A few years ago, the author joined a new company as a game copywriter. It is said that it is copywriting, but in fact, most of what is currently done is the work of execution.
The company's project is about to be launched, I just went in, I was cramming, there were too many things to get started, almost every morning at half past seven o'clock, half past ten in the evening to go home, back home at eleven o'clock, take a shower and sleep, get up and start the cycle again.
With such a work cycle, I can hardly find time to write, so I can only squeeze out the free time for naps and dinner, and write some on my mobile phone in the stairwell.
Before that, I didn't expect to live such a life after I was old. Sometimes those who walk on the road will regret it, if they worked harder before, would they be able to live a life by writing?
Of course, that's just fantasy.
"The Supreme Miracle" has been written until now, it is still tepid, and the grades are even gradually declining, of course, this is also related to the update, after all, a small author of online articles like us is still the king of updates, and the rest are empty words.
But I haven't been able to make updates king, and I don't seem to be able to make them so exciting that even if there are few updates, people can watch them with relish.
Whether it is forced by life, lack of perseverance, or limited talent, it is ultimately your own problem, and it is difficult to be an outsider.
I used to be a quiet person, and I felt like I could do a lot of things I wanted to do by myself.
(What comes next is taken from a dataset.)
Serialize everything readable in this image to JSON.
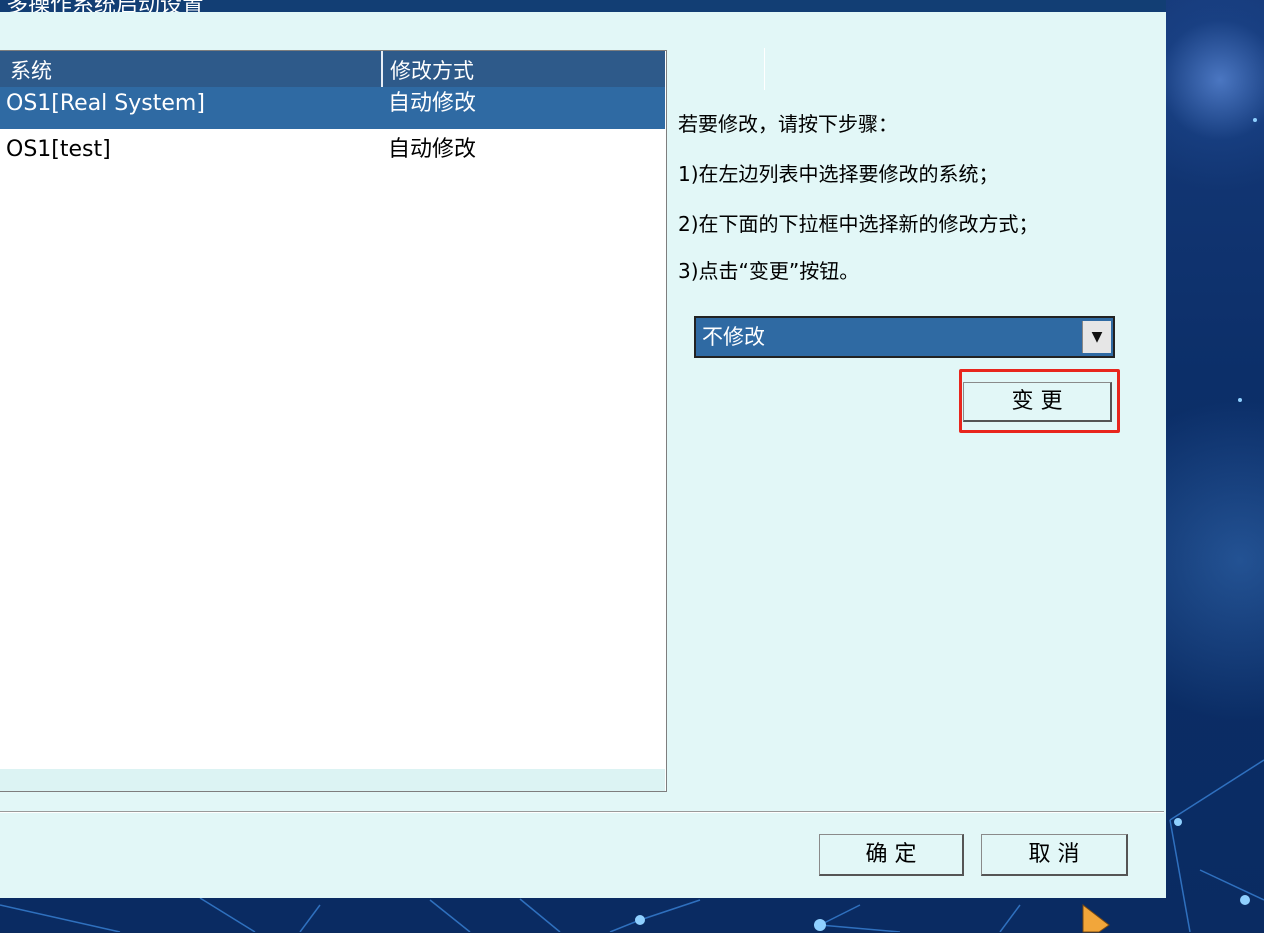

But people may really change when they reach a certain age, and these days suddenly hate loneliness, especially after the New Year, they are full of emotion, and they miss the days when they had a family.
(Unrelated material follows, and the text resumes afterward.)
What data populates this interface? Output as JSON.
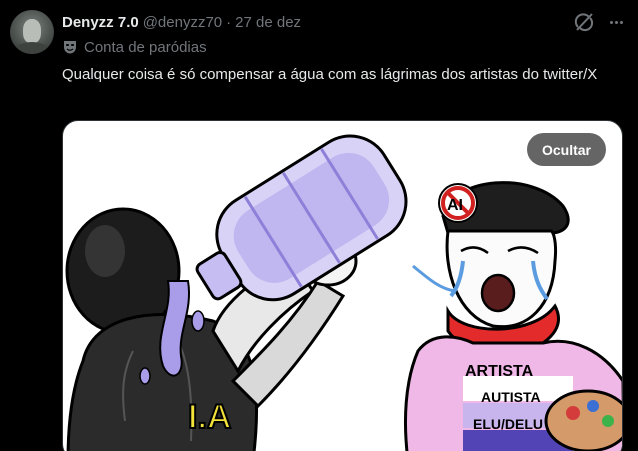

Standing at thirty, the author has reached an embarrassing age, and his body is gradually overwhelmed, and recently he has been thinking about whether he should continue to live such a life?
At midnight, I walked in the most developed city in the country, the most central science and technology park, looking at the neon lights of high-rise buildings, but I did not have the slightest sense of belonging. I was thinking about why I had lived my life like this, and I felt a lot.
Sometimes I even wonder if I should go back to my hometown and open a small shop, so that I can spend more time writing and accompanying the elderly people at home, learning programming and game engines, and making my favorite games.
Rural towns, maybe you can feel a different life.
But the reality is full of contradictions, and not every imagination can be realized, just like the life that I once imagined traveled all over the world.
The author is still conflicting and struggling, and has not yet figured out what to do next in his life, and he probably has to sink into busyness during this time.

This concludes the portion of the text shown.